Wenn sie darüber spricht, wird klar, wie wichtig ihr, dem Mädchen aus dem Odenwald, Status und Prestige sind. Geradezu ins Schwärmen gerät Kristiane, als sie von ihrem ersten Besuch beim Frankfurter Opernball erzählt. Wahnsinnig elegante Frauen seien dort gewesen. „Die Crème de la Crème.“ Und sie, die Metzgerstochter aus Michelstadt. Vor einem Jahr nahm ihr Chef sie dort mit hin. „Er fand es toll, mich immer an seiner Seite zu haben.“

Verliebt sei sie nicht in ihn – schon damals nicht. Vielleicht verknallt. Ein bisschen, doch, sicherlich. Genau kann sie das nicht sagen.

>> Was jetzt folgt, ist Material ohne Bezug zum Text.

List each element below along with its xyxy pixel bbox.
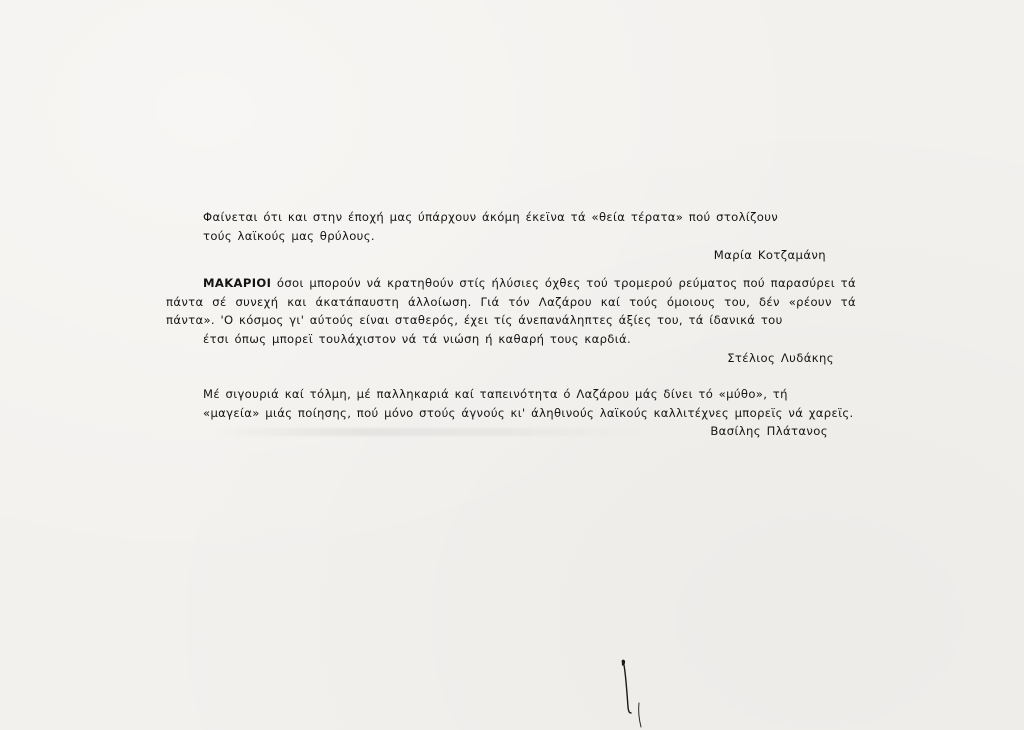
quote-paragraph [166, 208, 856, 245]
quote-block-2 [166, 274, 856, 367]
quote-author: Μαρία Κοτζαμάνη [713, 248, 826, 262]
ink-mark-icon [612, 655, 652, 730]
quote-line: «μαγεία» μιάς ποίησης, πού μόνο στούς άγνούς κι' άληθινούς λαϊκούς καλλιτέχνες μπορεϊς νά χαρεϊς. [203, 405, 854, 420]
quote-line: έτσι όπως μπορεϊ τουλάχιστον νά τά νιώση ή καθαρή τους καρδιά. [203, 331, 632, 346]
quote-author: Βασίλης Πλάτανος [710, 424, 828, 438]
quote-lead-word: ΜΑΚΑΡΙΟΙ [203, 276, 272, 290]
quote-line: τά πάντα σέ συνεχή και άκατάπαυστη άλλοίωση. Γιά τόν Λαζάρου καί τούς όμοιους του, δέν «ρέουν [166, 276, 856, 309]
quote-line: Μέ σιγουριά καί τόλμη, μέ παλληκαριά καί ταπεινότητα ό Λαζάρου μάς δίνει τό «μύθο», τή [203, 387, 788, 401]
paper-smudge [210, 428, 650, 436]
quote-line: τούς λαϊκούς μας θρύλους. [203, 228, 375, 243]
quote-line: όσοι μπορούν νά κρατηθούν στίς ήλύσιες όχθες τού τρομερού ρεύματος πού παρασύρει [271, 276, 835, 290]
quote-paragraph [166, 274, 856, 348]
quote-block-1 [166, 208, 856, 264]
quote-paragraph [166, 385, 856, 422]
quote-line: Φαίνεται ότι και στην έποχή μας ύπάρχουν άκόμη έκεϊνα τά «θεία τέρατα» πού στολίζουν [203, 210, 779, 224]
quote-author: Στέλιος Λυδάκης [727, 351, 834, 365]
quote-line: τά πάντα». 'Ο κόσμος γι' αύτούς είναι σταθερός, έχει τίς άνεπανάληπτες άξίες του, τά ίδανικά του [166, 294, 856, 327]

Warum sie in der Nacht nach dem Fest in der Alten Oper mit ihm im Hotel „Hessischer Hof“ Sex hatte, weiß sie nicht. „Ist halt passiert“, wiegelt Kristiane ab. „Vielleicht lag es am Champagner“, sagt sie, als würde sie Worthülsen aus einer Fernseh-Soap wiederholen.

Loyal sei sie gegenüber ihrem Chef schon immer gewesen, verraten Kristianes Bankkollegen. „Wenn wir wollten, dass unser Boss etwas erfährt, haben wir es beim Mittagessen unauffällig der Kristiane erzählt“, amüsiert sich eine. Und natürlich hätte Kristiane auch indirekt angedeutet, dass da etwas laufe. „Sie hatte einen Treffer gelandet. Das will jemand wie sie doch weitererzählen.“



Kristiane hat es geschafft

Kristiane lehnt sich in ihrem Ledersessel zurück. Natürlich höre sich das alles verdammt nach einem Klischee an. Aber so sei es nun mal gewesen. Sie zuckt mit den Schultern. Mal ehrlich: Wird man befördert, nur weil man gut im Bett ist? Kristiane glaubt nicht daran. „Ich habe einfach in einer privaten Atmosphäre über meine beruflichen Träume gesprochen!“

Dass ihr Geliebter sie erfüllen konnte, war ihr sicherlich nicht unangenehm. Als im Investmentcenter eine Stelle frei wurde, setzte er sich für sie ein. Seit zwei Monaten hat sie nun diesen Job und auch ihre Kollegen müssen zugeben, dass sie sich gar nicht mal so dumm anstellt. „Ich bin eben eine ganz Engagierte“, sagt sie. Mit dem Olaf *, so nennt sie ihren Chef zum ersten Mal, hat sie noch immer eine Affäre. Er hat sogar einige Tagen bei ihr gewohnt, als ihn seine Frau vor die Tür gesetzt hat.

Ob mehr daraus wird?
Kristiane will sich darüber keine Gedanken machen. Er sei doch so alt wie ihr Vater. Überhaupt steht sie mehr auf Typen wie David Beckham. „Ich gehe sehr auf in meinem Beruf.“ Kristiane schaut auf den Bildschirm. Die DAX-Kurve steigt immer noch. Es geht nach oben.